Mr Partinton warned of the dangers of electric blankets left unattended as they come back into use for the cold weather.

He said: “If they have been stored incorrectly, as in folded, the wires can be damaged and the risk of malfunction is increased.

“I would urge people with elderly relatives who may use electric blankets to check the condition before use.

“If in doubt, a qualified electrician can make the appropriate safety checks.

“It’s not clear in this case if there was a working smoke alarm in the property but again make sure you and any elderly relatives or friends have a smoking alarm – test it every week.

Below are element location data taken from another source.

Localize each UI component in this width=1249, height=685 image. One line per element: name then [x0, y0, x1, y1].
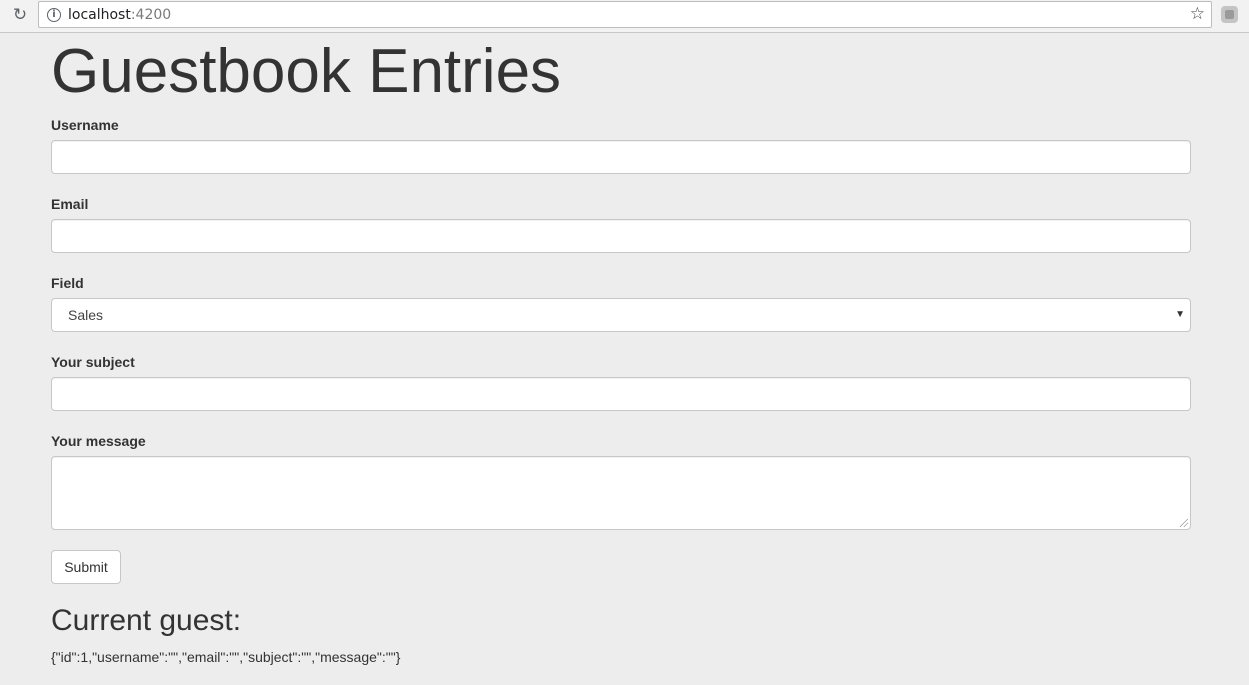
extension-icon[interactable]	[1221, 6, 1238, 23]
email-input[interactable]	[51, 219, 1191, 253]
field-select[interactable]: Sales ▼	[51, 298, 1191, 332]
url-port: :4200	[130, 7, 172, 23]
email-label: Email	[51, 196, 89, 212]
field-label: Field	[51, 275, 84, 291]
url-text: localhost:4200	[68, 7, 171, 23]
subject-input[interactable]	[51, 377, 1191, 411]
address-bar[interactable]: i localhost:4200 ☆	[38, 1, 1212, 28]
subject-label: Your subject	[51, 354, 135, 370]
guestbook-page: Guestbook Entries Username Email Field S…	[51, 34, 1191, 665]
field-selected-value: Sales	[68, 307, 104, 323]
star-icon[interactable]: ☆	[1190, 4, 1205, 24]
username-input[interactable]	[51, 140, 1191, 174]
message-textarea[interactable]	[51, 456, 1191, 530]
browser-toolbar: ↻ i localhost:4200 ☆	[0, 0, 1249, 33]
resize-handle-icon[interactable]	[1180, 519, 1188, 527]
info-icon[interactable]: i	[47, 8, 61, 22]
page-title: Guestbook Entries	[51, 37, 562, 106]
username-label: Username	[51, 117, 119, 133]
chevron-down-icon: ▼	[1175, 309, 1185, 320]
submit-button[interactable]: Submit	[51, 550, 121, 584]
message-label: Your message	[51, 433, 146, 449]
url-host: localhost	[68, 7, 131, 23]
reload-icon[interactable]: ↻	[10, 5, 30, 25]
current-guest-heading: Current guest:	[51, 604, 242, 637]
current-guest-json: {"id":1,"username":"","email":"","subjec…	[51, 649, 401, 665]
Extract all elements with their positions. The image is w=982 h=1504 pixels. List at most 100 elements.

“Firefighters in your area can fit a smoke alarm for free as part of a home safety visit, to find out more call 0800 169 0320.”

Figures released today (Tuesday) by Fire Statistics Scotland show that between 2009 and 2010, the total number of fires in Scotland was 38,658 – around five per cent less than the year before.

There were 59 fire fatalities during this period, which has dropped by five on the year before, and is the second lowest in the last 11 years.

Non-fatal casualties reached 1,195, with around 85 per cent of these coming from dwelling fires – those which caused considerable damage to property.

The figures also show that the number of false alarms attended by fire crews was 51,954 in 2009-10, with 79 per cent of these caused by a failure of apparatus.